Banks are failing to properly implement a code designed to protect customers who fall victim to bank transfer scams, a banking watchdog has found.
The Lending Standards Board (LSB), which oversees the code, has written to banks after its latest review found they failed to act on recommendations it made more than a year ago.
Here, we explain how bank transfer fraud works and what more banks can do to protect their customers.
One of the most common methods scammers use is to call you and pose as a member of your bank's fraud team, warning you that you need to move your money to a safe account.
In May 2019, some of the UK's biggest banks signed up to a voluntary code, based on the principle that blameless victims should be reimbursed their losses.
But more than two years on, banks are still reluctant to say how many customers they've refunded.
In a damning new report, the LSB has raised a host of concerns about how banks are implementing the code.
It says it found 'systemic failings' in how banks are applying the guidance, and has written to firms demanding that they take action.
The LSB's review also concluded that banks have failed to fully address a series of recommendations it raised in its previous report in April 2020.
Emma Lovell, chief executive of the LSB, says: 'Firms must act immediately to implement the recommendations that were issued to them in the original review and those now raised in the follow up.
'Timebound action plans are in place and firms are clear on our expectations as governor of the code.'
Which? is concerned that banks are only reimbursing scam victims in a small number of cases, and as reimbursement data is anonymous, there is no way of knowing which banks offer the best support to victims, and which need to do better.
In May, we wrote to all major banks signed up to the code urging them to commit to regularly publishing data, but Barclays was the only respondent to agree to do so 'periodically'.
Which? has asked the Payment Services Regulator (PSR) to order firms to publish this information. In response, it said it would consult on next steps in the coming months.
The voluntary code designed to protect blameless fraud victims was launched in 2019, but not all banks have signed up.
Which? has long campaigned for the code to be made mandatory, to offer consumers a greater level of protection and ensure a level paying field.
We believe that a voluntary approach to protecting scam victims isn't enough, and that banks who fail to sign up to offer protections are exposing their customers to a greater risk of losing life-changing sums of money.
The LSB has expressed concerns about how quickly banks are dealing with complaints from customers who fall victim to APP fraud.
The code states that banks should let you know within 15 business days (or 35 days in 'exceptional circumstances') whether you're entitled to get your money back under the code.
Some banks are failing to meet this requirement. The LSB also says it has seen 'little evidence' of banks providing updates to customers who face delays to their claims, prolonging uncertainty and stress.
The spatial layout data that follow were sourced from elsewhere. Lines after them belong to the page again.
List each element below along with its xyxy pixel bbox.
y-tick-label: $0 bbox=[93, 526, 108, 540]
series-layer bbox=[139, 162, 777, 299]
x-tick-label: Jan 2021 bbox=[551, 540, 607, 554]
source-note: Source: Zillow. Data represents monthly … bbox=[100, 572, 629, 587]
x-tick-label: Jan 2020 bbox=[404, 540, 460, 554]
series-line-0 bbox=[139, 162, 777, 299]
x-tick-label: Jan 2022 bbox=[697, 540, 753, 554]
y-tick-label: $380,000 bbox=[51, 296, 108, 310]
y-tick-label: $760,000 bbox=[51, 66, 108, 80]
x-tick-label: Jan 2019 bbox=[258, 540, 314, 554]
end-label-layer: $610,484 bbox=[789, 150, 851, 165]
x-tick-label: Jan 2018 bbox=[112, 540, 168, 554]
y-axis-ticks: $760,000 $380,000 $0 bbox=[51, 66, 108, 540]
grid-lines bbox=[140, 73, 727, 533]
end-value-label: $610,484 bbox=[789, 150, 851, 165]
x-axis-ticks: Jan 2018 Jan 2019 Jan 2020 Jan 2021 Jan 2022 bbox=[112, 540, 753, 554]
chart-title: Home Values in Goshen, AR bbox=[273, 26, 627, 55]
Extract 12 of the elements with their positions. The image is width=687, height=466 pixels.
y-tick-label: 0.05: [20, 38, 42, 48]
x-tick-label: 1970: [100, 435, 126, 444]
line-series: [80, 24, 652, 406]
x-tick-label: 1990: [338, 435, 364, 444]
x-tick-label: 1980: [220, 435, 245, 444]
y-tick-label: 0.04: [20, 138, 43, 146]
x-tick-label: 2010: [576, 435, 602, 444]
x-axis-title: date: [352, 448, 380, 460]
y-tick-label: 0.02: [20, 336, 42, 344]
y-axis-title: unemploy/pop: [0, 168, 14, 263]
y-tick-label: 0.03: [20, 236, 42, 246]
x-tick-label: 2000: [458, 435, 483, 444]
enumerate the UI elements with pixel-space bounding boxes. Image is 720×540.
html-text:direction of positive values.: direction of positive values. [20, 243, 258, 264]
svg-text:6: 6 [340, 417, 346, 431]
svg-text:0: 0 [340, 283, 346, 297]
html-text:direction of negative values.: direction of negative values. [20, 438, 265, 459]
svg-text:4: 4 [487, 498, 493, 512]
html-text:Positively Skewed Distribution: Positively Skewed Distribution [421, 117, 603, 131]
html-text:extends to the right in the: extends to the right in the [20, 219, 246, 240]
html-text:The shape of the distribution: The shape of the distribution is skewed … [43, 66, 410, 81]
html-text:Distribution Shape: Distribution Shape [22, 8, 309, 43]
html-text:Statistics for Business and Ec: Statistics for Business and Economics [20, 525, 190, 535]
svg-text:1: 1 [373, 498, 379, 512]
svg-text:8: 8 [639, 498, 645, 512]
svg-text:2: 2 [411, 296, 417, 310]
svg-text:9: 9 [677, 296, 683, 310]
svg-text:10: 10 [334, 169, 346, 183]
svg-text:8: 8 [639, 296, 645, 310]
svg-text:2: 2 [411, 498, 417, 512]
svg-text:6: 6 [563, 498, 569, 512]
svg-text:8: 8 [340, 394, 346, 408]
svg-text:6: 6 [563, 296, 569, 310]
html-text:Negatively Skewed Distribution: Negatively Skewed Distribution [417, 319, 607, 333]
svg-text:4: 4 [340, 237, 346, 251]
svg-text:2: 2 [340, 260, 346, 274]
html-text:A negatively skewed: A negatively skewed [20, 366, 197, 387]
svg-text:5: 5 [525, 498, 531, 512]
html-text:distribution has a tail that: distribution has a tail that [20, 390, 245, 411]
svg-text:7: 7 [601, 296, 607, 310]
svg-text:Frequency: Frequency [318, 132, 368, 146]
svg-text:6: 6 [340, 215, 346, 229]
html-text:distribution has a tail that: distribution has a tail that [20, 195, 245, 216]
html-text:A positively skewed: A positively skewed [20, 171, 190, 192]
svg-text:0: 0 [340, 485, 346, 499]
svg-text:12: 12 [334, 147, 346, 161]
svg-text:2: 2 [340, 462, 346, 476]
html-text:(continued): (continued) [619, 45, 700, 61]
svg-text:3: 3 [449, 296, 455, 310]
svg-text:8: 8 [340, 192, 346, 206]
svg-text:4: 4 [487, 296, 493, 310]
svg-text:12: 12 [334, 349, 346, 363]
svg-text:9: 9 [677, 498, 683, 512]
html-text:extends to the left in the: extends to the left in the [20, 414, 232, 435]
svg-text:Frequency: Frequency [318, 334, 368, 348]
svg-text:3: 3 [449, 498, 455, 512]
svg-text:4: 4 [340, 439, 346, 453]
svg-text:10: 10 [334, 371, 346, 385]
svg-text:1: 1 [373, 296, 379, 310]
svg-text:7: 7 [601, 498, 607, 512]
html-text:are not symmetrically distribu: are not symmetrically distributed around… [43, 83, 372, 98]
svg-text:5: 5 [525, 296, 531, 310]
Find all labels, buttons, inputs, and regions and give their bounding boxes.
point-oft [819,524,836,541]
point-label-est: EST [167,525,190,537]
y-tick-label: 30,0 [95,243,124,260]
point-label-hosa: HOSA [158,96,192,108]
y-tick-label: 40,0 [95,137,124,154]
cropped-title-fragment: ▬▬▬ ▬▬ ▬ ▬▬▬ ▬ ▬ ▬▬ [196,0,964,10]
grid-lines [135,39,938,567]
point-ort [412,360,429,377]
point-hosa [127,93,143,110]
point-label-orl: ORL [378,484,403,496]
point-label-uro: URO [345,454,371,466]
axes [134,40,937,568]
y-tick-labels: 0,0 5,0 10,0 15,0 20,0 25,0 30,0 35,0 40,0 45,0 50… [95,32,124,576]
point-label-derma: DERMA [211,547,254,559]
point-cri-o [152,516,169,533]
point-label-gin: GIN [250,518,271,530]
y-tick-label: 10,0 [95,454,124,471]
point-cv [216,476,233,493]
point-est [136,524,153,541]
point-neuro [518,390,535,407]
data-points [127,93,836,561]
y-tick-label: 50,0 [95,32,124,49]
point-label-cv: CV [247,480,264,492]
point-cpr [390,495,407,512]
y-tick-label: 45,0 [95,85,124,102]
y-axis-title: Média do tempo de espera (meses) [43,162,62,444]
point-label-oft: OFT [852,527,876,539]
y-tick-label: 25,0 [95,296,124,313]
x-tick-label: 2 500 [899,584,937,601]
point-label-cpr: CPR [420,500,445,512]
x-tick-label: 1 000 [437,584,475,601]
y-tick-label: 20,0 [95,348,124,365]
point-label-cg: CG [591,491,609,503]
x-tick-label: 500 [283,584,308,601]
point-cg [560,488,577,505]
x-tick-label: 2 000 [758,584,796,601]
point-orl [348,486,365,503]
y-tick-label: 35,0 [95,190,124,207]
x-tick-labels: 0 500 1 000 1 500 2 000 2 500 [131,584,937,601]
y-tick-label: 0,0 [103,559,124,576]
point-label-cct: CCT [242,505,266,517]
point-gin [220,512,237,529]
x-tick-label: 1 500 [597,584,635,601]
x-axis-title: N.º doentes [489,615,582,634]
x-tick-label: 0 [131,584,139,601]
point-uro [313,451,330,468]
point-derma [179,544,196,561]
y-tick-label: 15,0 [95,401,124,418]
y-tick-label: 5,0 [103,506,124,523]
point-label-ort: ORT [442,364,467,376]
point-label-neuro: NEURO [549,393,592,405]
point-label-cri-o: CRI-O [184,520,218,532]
The LSB says banks are placing disproportionate responsibility on their customers.
When looking at decisions published by the Financial Ombudsman (FOS), we can see that some banks are interpreting the code in a way that allows them to avoid reimbursing victims.
In one instance, HSBC refused to refund a customer on the basis they should have checked whether a company was registered at Companies House before sending money.
The FOS described this as 'a step many reasonable customers would not take', and ruled that the bank should reimburse the customer in full.
The LSB found that many banks are providing incorrect information about timescales and giving poor explanations of how reimbursements work.
In addition, it says there is a 'clear indication' that some employees require further training about the code.
It says documentation of the rationale for refusing to reimburse customers was 'non-existent' in some cases, and customers were not given an opportunity to address the reasons why they were held liable.
The review found that the identification of customers' vulnerability and susceptibility to scams was 'not very well developed'.
It says customers faced close questioning when they reported scams, making it difficult to identify any vulnerability.
In a small number of cases, banks did not use evidence of vulnerability when considering reimbursement.
Finally, the government is considering a proposal from banks to use money from criminals' frozen bank accounts to refund scam victims.
A YouGov survey of 1,700 people found that such a method could be popular, with three quarters of respondents in favour.
There are, however, significant concerns about whether the amount frozen in such accounts would be sufficient to reimburse victims.
If you think you've been scammed, it's important to contact your bank immediately.
Time is of the essence, as your bank may be able to stop the transaction from going through or recover the money.
You should also contact the bank the money was sent to and provide it with the account number the fraudster gave you.
If your bank is signed up to the code, it should reimburse you the money, as long as you can show you've paid attention to warnings it provided before making the transfer, had a reasonable basis for believing that the person you were paying was genuine, or are considered vulnerable.
If your bank isn't signed up to the code, you should make a formal complaint after reporting the scam.